If I have access to cheaper material then I would build it. It works great. Ended up selling my rotisserie to another fella for $1400. Some folks that built this, got material for around $300.
Hey man. Unfortunately it did cost me a bit cause I paid premium price for metal super market to cut all to size. Some folks in Usa got the material for under $300 to build this. Depends on your source. If I got whole length steel from varsteel. It would be alot cheaper for sure. This is just a educational video :)
These bolts are your generic : 6mm x1.0 Grade 10.9 bolts. Varies from 12mm, 15mm, 20mm long. Zinc coated! I just bought boxes of 100. It's fairly cheap.
@@julienchardon9101 yes that is possible but your oil cooler should be clean! If it's clean to begin with, it shouldn't put any debris in the engine. I installed it base on the recommendation from the company that supplied it. If you put the filter after your oil cooler , then that means unfiltered oil can potentially build up in your oil cooler, we don't want that.
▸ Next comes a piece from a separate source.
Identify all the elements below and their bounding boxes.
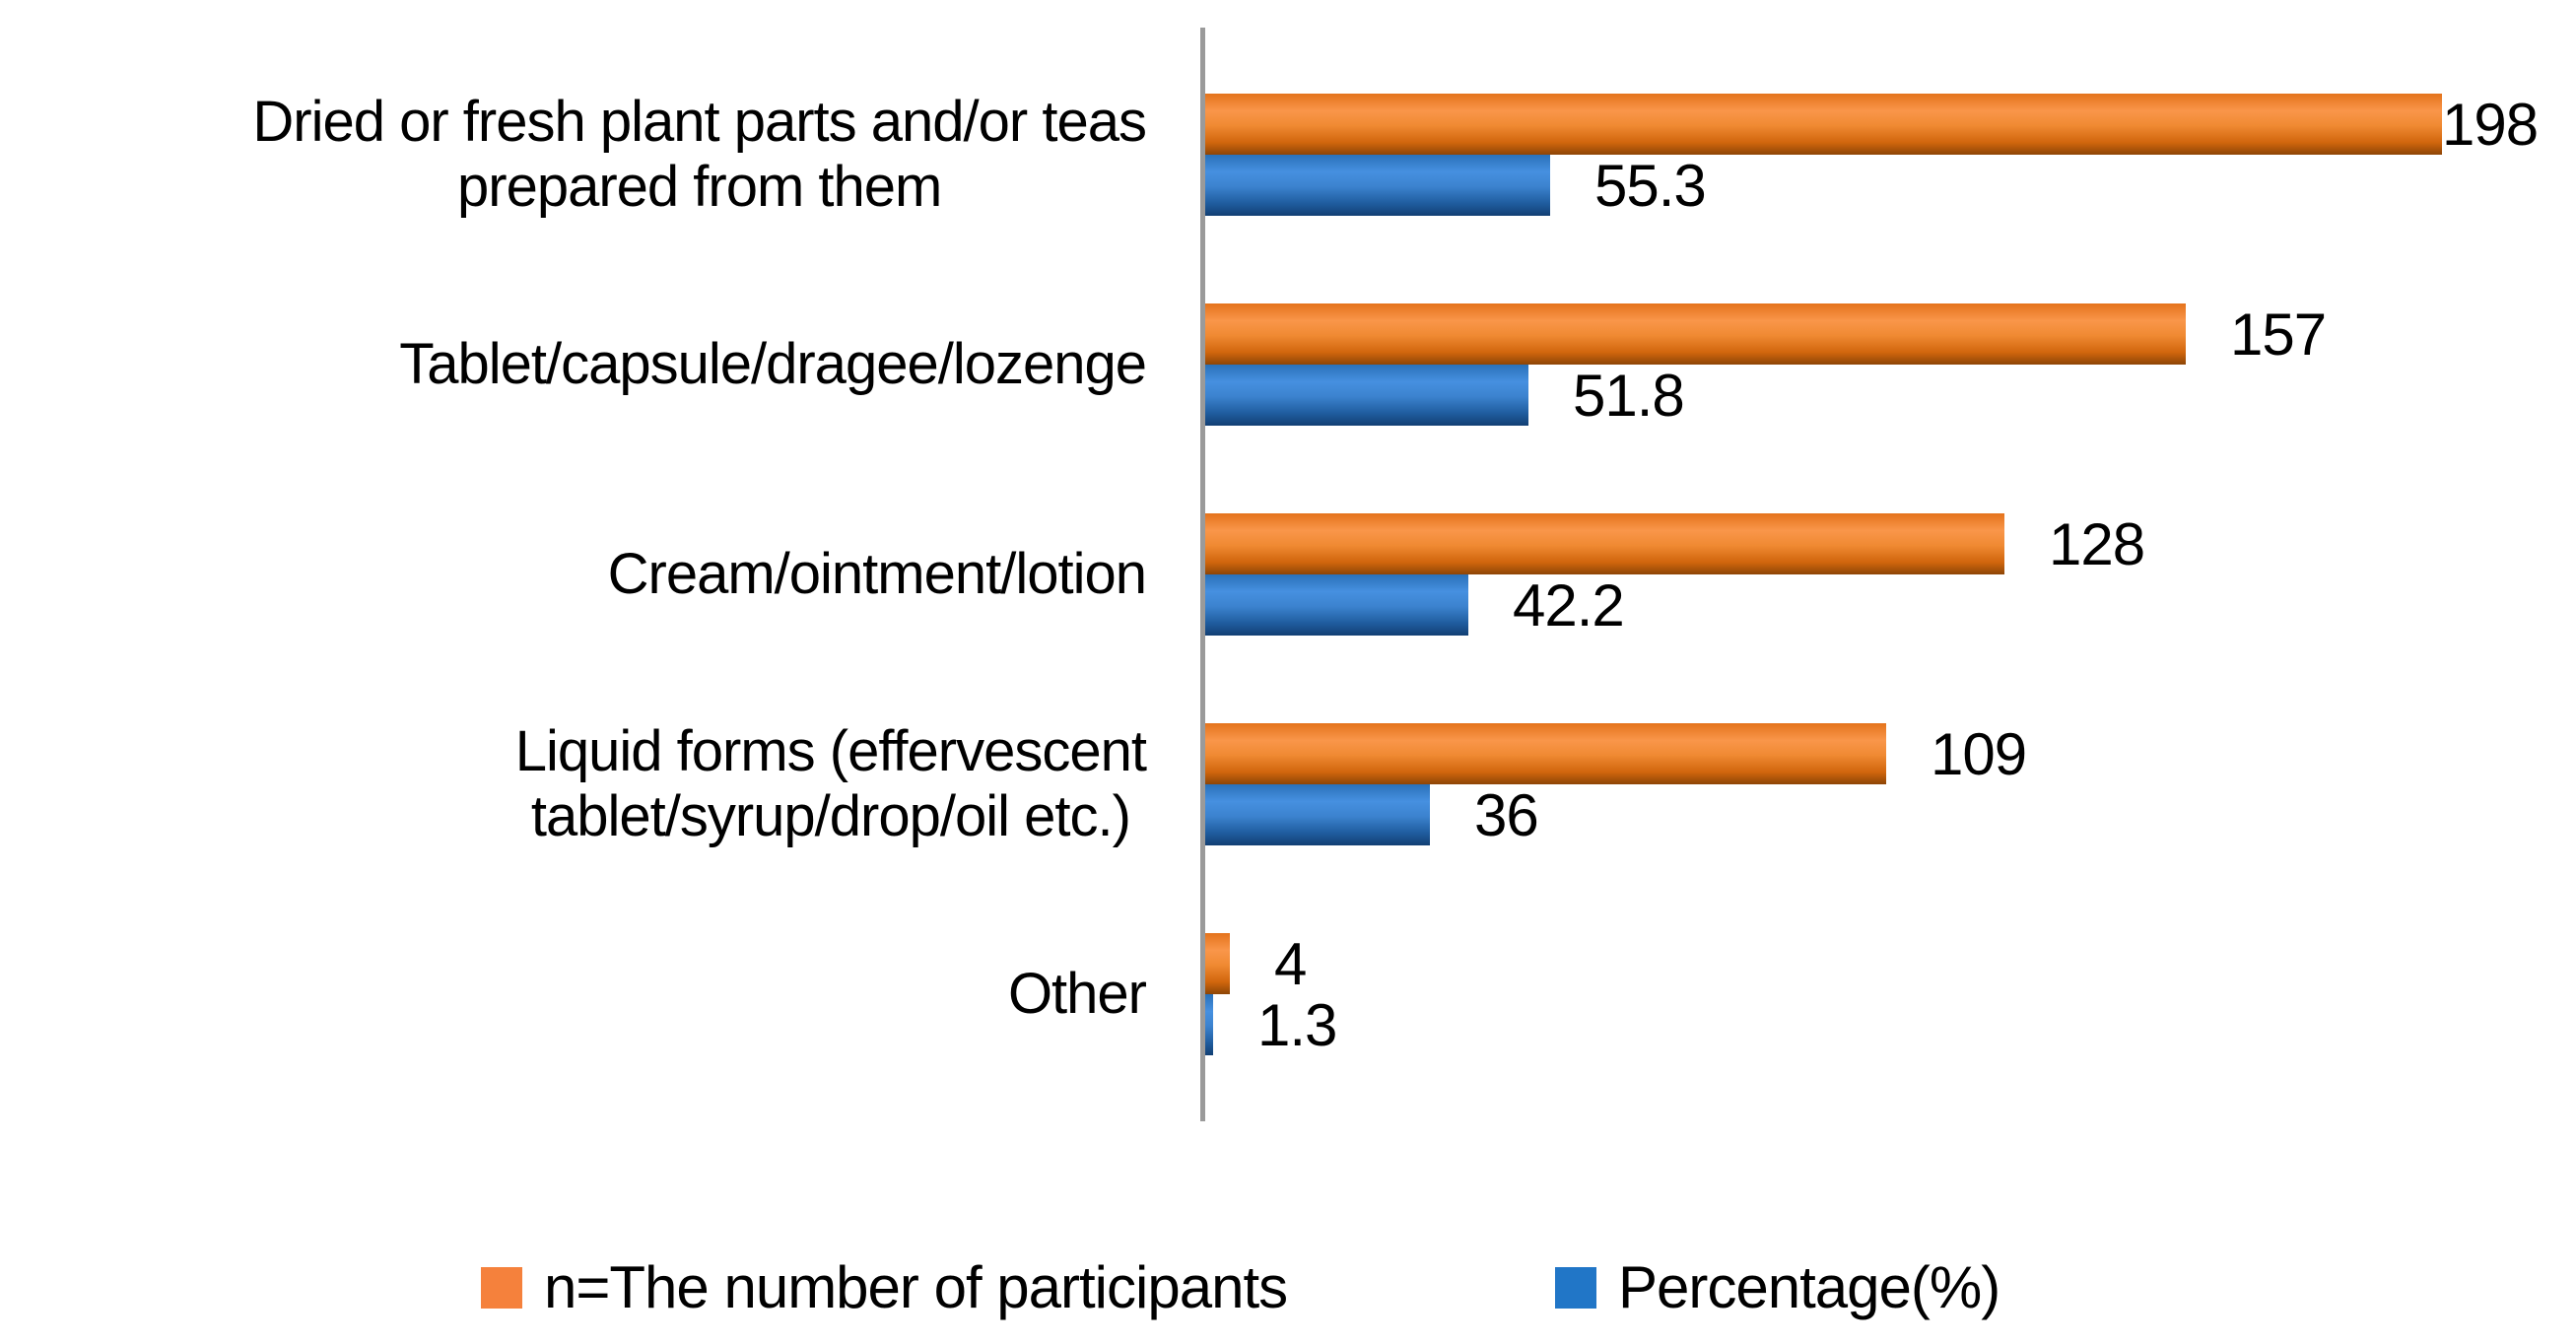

This is great! I have an '85 S12 with a crusty hanger and tank. These pump hangers are impossible to find in good shape and there's no aftermarket. I'm likely to do something like this soon.
I've been watching since the beginning, looks like it's coming along great. I'm planning a new build, but I'm having trouble sourcing an RB for less than the price of a house. Are they cheaper in Canada?
@@240Tony I'm in Maine on the border with St Stephen New Brunswick. Prices on this side of the river will set you back more than $10000 USD for a RB26DETT, and I'm looking at a RB25DET right now for $8K.
RB26DETT is crazy now since GTR price went nuts. Rb25dett you can find out of many options but still need to source a manual Transmission and that's pricey also.
@@240Tony Yeah, problem is here the cars those engines were available in were illegal for a very long time. Now that the first R34's are becoming legal in the states the prices are flying high, franchise films didn't help either. I'm going to use a T56 from Tremec and an adapter plate from Australia. They have all the goods.
My inside wasn't rusted so I never touched it. There's products out there that can treat the inside of your gas tank, I personally never used those products before.